P(A) = \(\frac{n(A)}{n(S)} = \frac{16}{20}\) = \(\frac{4}{5}\).

(2) Let B be the event that the two-digit number is a multiple of five.

Then B = {25, 35, 75, 95},  ∴ n(B) = 4

P(B) = \(\frac{n(B)}{n(S)} = \frac{4}{20}\) = \(\frac{1}{5}\).

Answer : (1) \(\frac{4}{5}\).  (2) \(\frac{1}{5}\).

S is the sample space

∴ n(S) = 52     ….... (There are 52 playing cards)
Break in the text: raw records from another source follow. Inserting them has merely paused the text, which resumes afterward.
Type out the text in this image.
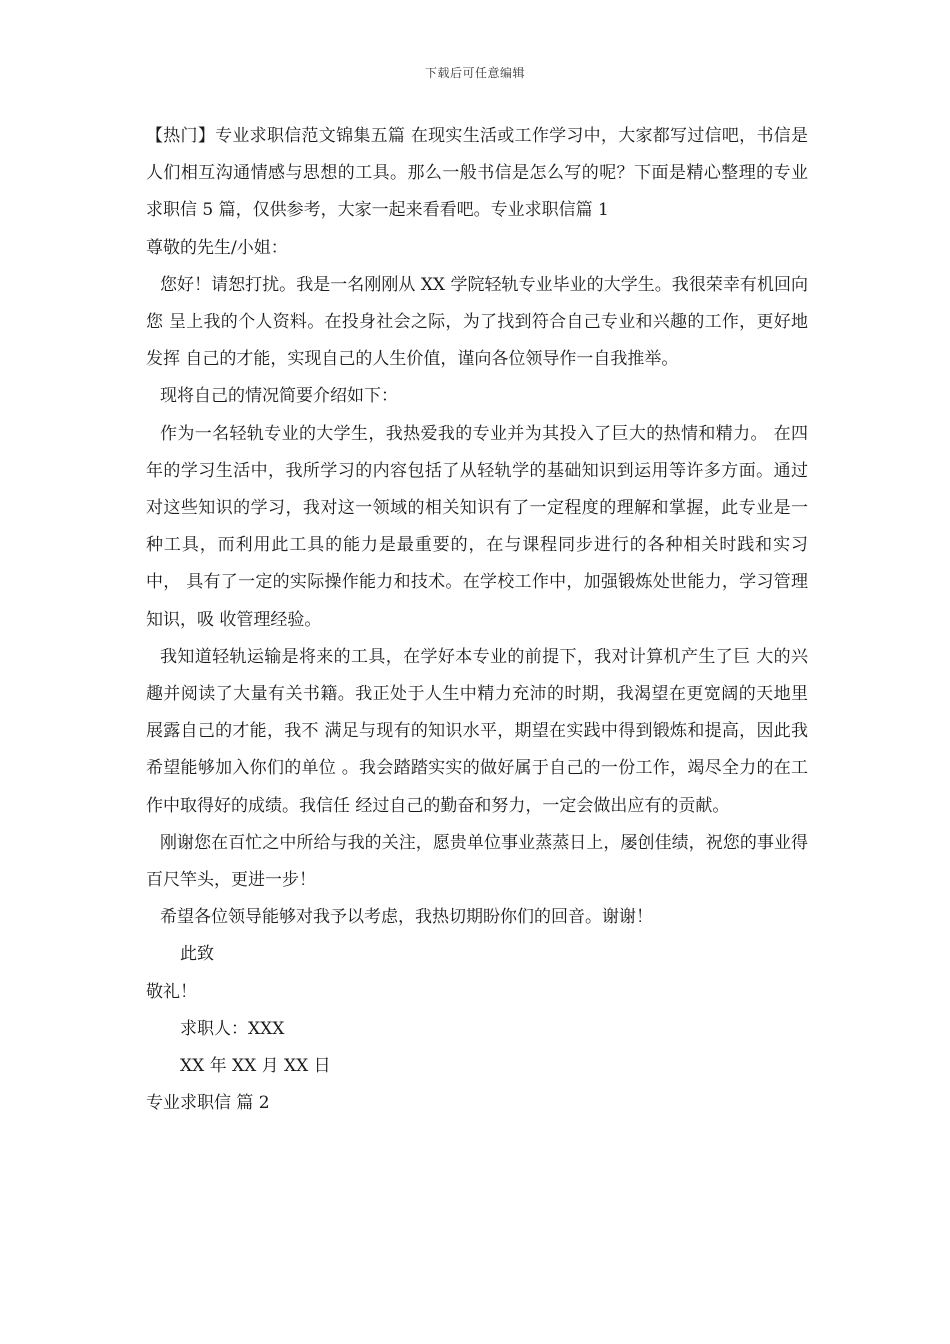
下载后可任意编辑

【热门】专业求职信范文锦集五篇 在现实生活或工作学习中，大家都写过信吧，书信是人们相互沟通情感与思想的工具。那么一般书信是怎么写的呢？下面是精心整理的专业求职信 5 篇，仅供参考，大家一起来看看吧。专业求职信篇 1

尊敬的先生/小姐：

您好！请恕打扰。我是一名刚刚从 XX 学院轻轨专业毕业的大学生。我很荣幸有机回向您 呈上我的个人资料。在投身社会之际，为了找到符合自己专业和兴趣的工作，更好地发挥 自己的才能，实现自己的人生价值，谨向各位领导作一自我推举。

现将自己的情况简要介绍如下：

作为一名轻轨专业的大学生，我热爱我的专业并为其投入了巨大的热情和精力。 在四年的学习生活中，我所学习的内容包括了从轻轨学的基础知识到运用等许多方面。通过对这些知识的学习，我对这一领域的相关知识有了一定程度的理解和掌握，此专业是一 种工具，而利用此工具的能力是最重要的，在与课程同步进行的各种相关时践和实习中， 具有了一定的实际操作能力和技术。在学校工作中，加强锻炼处世能力，学习管理知识，吸 收管理经验。

我知道轻轨运输是将来的工具，在学好本专业的前提下，我对计算机产生了巨 大的兴趣并阅读了大量有关书籍。我正处于人生中精力充沛的时期，我渴望在更宽阔的天地里展露自己的才能，我不 满足与现有的知识水平，期望在实践中得到锻炼和提高，因此我希望能够加入你们的单位 。我会踏踏实实的做好属于自己的一份工作，竭尽全力的在工作中取得好的成绩。我信任 经过自己的勤奋和努力，一定会做出应有的贡献。

刚谢您在百忙之中所给与我的关注，愿贵单位事业蒸蒸日上，屡创佳绩，祝您的事业得百尺竿头，更进一步！

希望各位领导能够对我予以考虑，我热切期盼你们的回音。谢谢！

此致

敬礼！

求职人：XXX

XX 年 XX 月 XX 日

专业求职信 篇 2
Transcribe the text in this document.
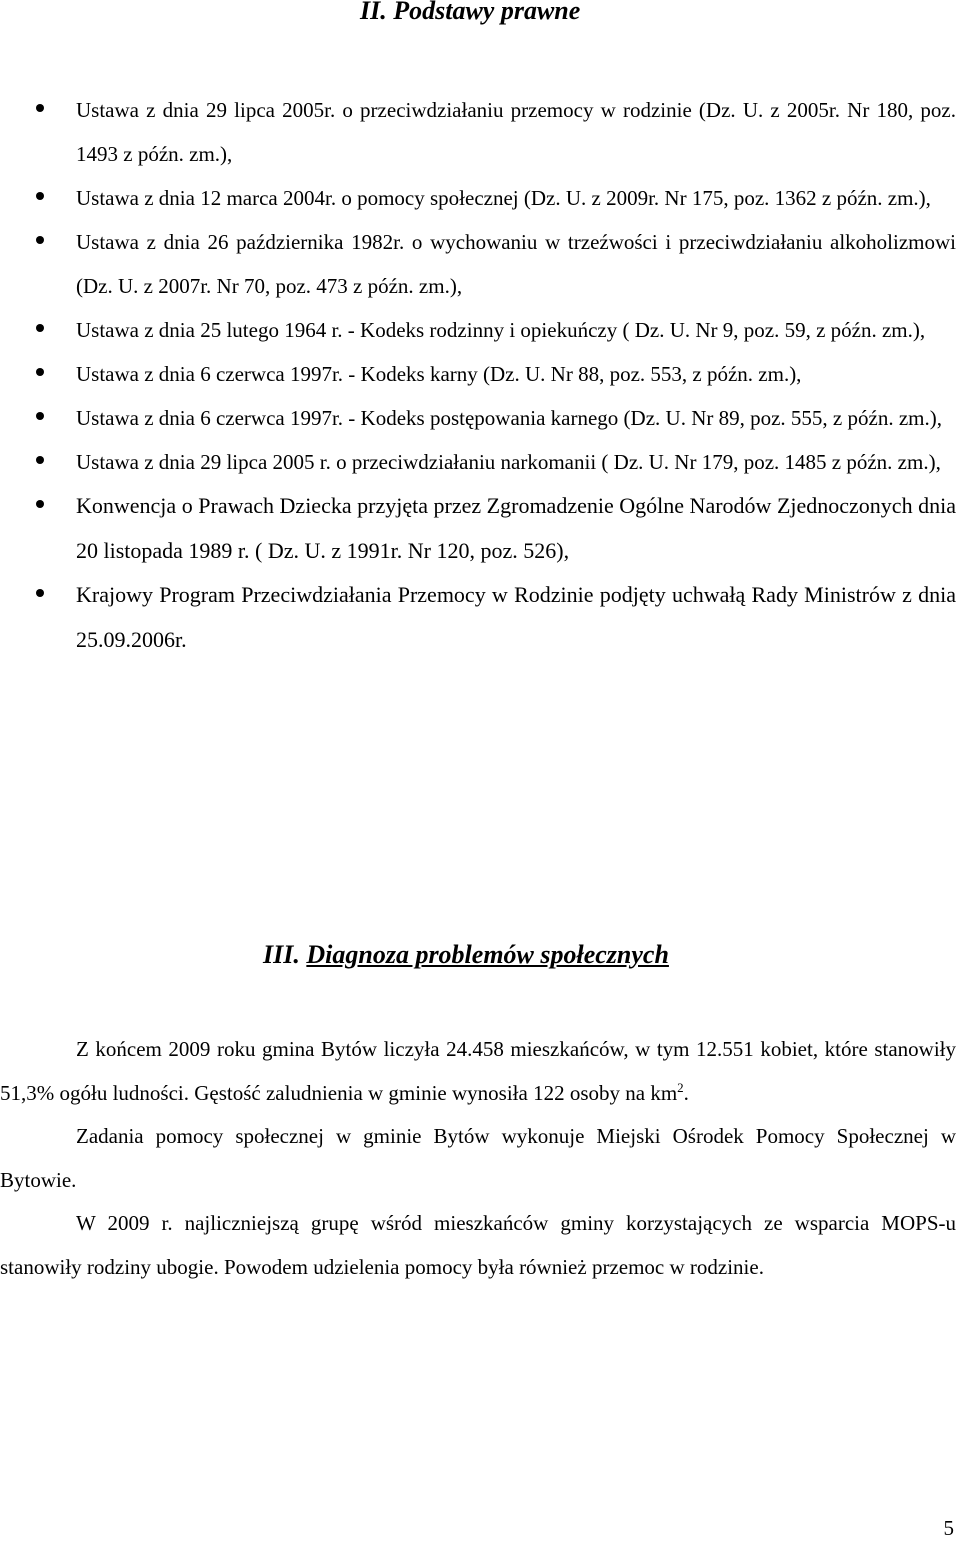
II. Podstawy prawne
Ustawa z dnia 29 lipca 2005r. o przeciwdziałaniu przemocy w rodzinie (Dz. U. z 2005r. Nr 180, poz. 1493 z późn. zm.),
Ustawa z dnia 12 marca 2004r. o pomocy społecznej (Dz. U. z 2009r. Nr 175, poz. 1362 z późn. zm.),
Ustawa z dnia 26 października 1982r. o wychowaniu w trzeźwości i przeciwdziałaniu alkoholizmowi (Dz. U. z 2007r. Nr 70, poz. 473 z późn. zm.),
Ustawa z dnia 25 lutego 1964 r. - Kodeks rodzinny i opiekuńczy ( Dz. U. Nr 9, poz. 59, z późn. zm.),
Ustawa z dnia 6 czerwca 1997r. - Kodeks karny (Dz. U. Nr 88, poz. 553, z późn. zm.),
Ustawa z dnia 6 czerwca 1997r. - Kodeks postępowania karnego (Dz. U. Nr 89, poz. 555, z późn. zm.),
Ustawa z dnia 29 lipca 2005 r. o przeciwdziałaniu narkomanii ( Dz. U. Nr 179, poz. 1485 z późn. zm.),
Konwencja o Prawach Dziecka przyjęta przez Zgromadzenie Ogólne Narodów Zjednoczonych dnia 20 listopada 1989 r. ( Dz. U. z 1991r. Nr 120, poz. 526),
Krajowy Program Przeciwdziałania Przemocy w Rodzinie podjęty uchwałą Rady Ministrów z dnia 25.09.2006r.
III. Diagnoza problemów społecznych

Z końcem 2009 roku gmina Bytów liczyła 24.458 mieszkańców, w tym 12.551 kobiet, które stanowiły 51,3% ogółu ludności. Gęstość zaludnienia w gminie wynosiła 122 osoby na $km^2$.

Zadania pomocy społecznej w gminie Bytów wykonuje Miejski Ośrodek Pomocy Społecznej w Bytowie.

W 2009 r. najliczniejszą grupę wśród mieszkańców gminy korzystających ze wsparcia MOPS-u stanowiły rodziny ubogie. Powodem udzielenia pomocy była również przemoc w rodzinie.

5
(1) Let A be the event that the card drawn is an ace.

There are four suits, Spade, Heart, Diamond and Club. Each suit has one ace.

(S) = { A-S, A-H, A-D, A-C},   ∴ n(A) = 4

P(A) = \(\frac{n(A)}{n(S)} = \frac{4}{52}\) = \(\frac{1}{13}\).

(2) Let B be the event that the card drawn is a spade.

There are 13 cards in the suit of spade One spade can be drawn out of 13 spade cards in 13 ways.

∴ n(B) = 13

P(B) = \(\frac{n(B)}{n(S)} = \frac{13}{52}\) = \(\frac{1}{4}\).

Answer : (1) \(\frac{1}{13}\).  (2) \(\frac{1}{4}\).